The province of Ontario has a great Open Data Initiative. While their online portal is easy to use, I thought I’d practice my scraping skills and create my own organized dataset of available datasets. Extracting information from the webpage is straightforward using the rvest package.

library(rvest)
library(dplyr)
library(ggplot2)
library(ggthemes)

Ontario has done a nice thing by letting all available datasets load on a single page. The steps below extract title, description, date, source, and link information from the list using CSS selectors (easiest to find using SelectorGadget in Chrome):

open.data <- "https://www.ontario.ca/open-data?query=&lang=en&type=dataset&pages=52#load510"

title <- open.data %>%
  read_html() %>%
  html_nodes(css = '#search_results a') %>%
  html_text()

desc <- open.data %>%
  read_html() %>%
  html_nodes(css = '.search_dataset_description') %>%
  html_text()

date <- open.data %>%
  read_html() %>%
  html_nodes(css = '.search_dataset_description+ .search_dataset_result_left') %>%
  html_text()

source <- open.data %>%
  read_html() %>%
  html_nodes(css = '.search_dataset_result_right:nth-child(4)') %>%
  html_text()

Once we have all the information, combine and clean: isolate the year of publication and focus on the non-repetitive part of the source column:

open.data <- cbind(title, desc, source, date, link)

open.data$date <- sapply(strsplit(open.data$date, split = ': ', fixed = TRUE), function(x) (x[2]))
open.data$release.year <- sapply(strsplit(open.data$date, split = ' ', fixed = TRUE), function(x) (x[2]))
open.data$source <- sapply(strsplit(open.data$source, split = ': ', fixed = TRUE), function(x) (x[2]))

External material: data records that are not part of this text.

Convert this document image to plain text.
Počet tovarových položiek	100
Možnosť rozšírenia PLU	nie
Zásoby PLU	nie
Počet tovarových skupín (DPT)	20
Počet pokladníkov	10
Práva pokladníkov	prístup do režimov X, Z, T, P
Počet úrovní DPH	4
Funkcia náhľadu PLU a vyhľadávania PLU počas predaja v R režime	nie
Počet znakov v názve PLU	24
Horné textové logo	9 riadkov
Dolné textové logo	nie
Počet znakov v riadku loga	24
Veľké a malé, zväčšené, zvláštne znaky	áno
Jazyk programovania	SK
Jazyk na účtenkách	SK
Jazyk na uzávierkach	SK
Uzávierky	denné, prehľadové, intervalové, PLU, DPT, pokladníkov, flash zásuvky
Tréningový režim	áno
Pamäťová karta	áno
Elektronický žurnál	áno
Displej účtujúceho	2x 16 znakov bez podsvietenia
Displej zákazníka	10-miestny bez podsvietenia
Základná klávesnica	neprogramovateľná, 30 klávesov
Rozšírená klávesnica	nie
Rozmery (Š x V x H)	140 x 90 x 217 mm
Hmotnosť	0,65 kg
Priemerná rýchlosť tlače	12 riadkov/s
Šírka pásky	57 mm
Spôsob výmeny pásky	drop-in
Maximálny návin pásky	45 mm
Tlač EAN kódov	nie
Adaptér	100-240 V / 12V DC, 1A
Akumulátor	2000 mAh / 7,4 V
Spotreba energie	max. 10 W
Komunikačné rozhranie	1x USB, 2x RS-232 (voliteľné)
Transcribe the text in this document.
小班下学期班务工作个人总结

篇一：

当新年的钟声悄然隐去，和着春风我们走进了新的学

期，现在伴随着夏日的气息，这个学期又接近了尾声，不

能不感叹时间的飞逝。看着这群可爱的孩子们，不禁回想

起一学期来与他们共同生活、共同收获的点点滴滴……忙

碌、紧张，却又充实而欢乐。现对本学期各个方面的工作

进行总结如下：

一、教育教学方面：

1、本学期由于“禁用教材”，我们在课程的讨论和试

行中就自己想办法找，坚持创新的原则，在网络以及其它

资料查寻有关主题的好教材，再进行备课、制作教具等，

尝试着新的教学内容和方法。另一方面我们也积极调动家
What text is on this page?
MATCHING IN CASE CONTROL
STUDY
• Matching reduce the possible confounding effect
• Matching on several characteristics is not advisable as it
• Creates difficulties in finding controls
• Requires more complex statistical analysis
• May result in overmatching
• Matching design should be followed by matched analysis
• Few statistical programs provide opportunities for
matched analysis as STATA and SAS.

write.csv(open.data, "ON_opendata.csv")

First, a figure showing what parts of the Ontario Public Service are contributing to the database:

source.counts <- count(open.data, source)

ggplot(data = source.counts, aes(x = reorder(source, n), y = n, label = n)) +
  geom_text(size = 3) +
  labs(x = "", y = "") +
  coord_flip() +
  ggtitle("Sources of Ontario Data") +
  theme_few() +
  theme(axis.ticks = element_blank(), axis.text.x = element_blank())

And a simple bar chart showing the number of datasets released by year:

year.counts <- count(open.data, release.year)

ggplot(data = year.counts, aes(x = release.year, y = n, label = n)) +
  geom_bar(stat = "identity") +
  geom_text(aes(label = n), vjust = -0.30) +
  labs(x = "", y = "") +
  ggtitle("Datasets released annually in Ontario") +
  theme_few() +
  theme(axis.text.y = element_blank(), axis.ticks = element_blank())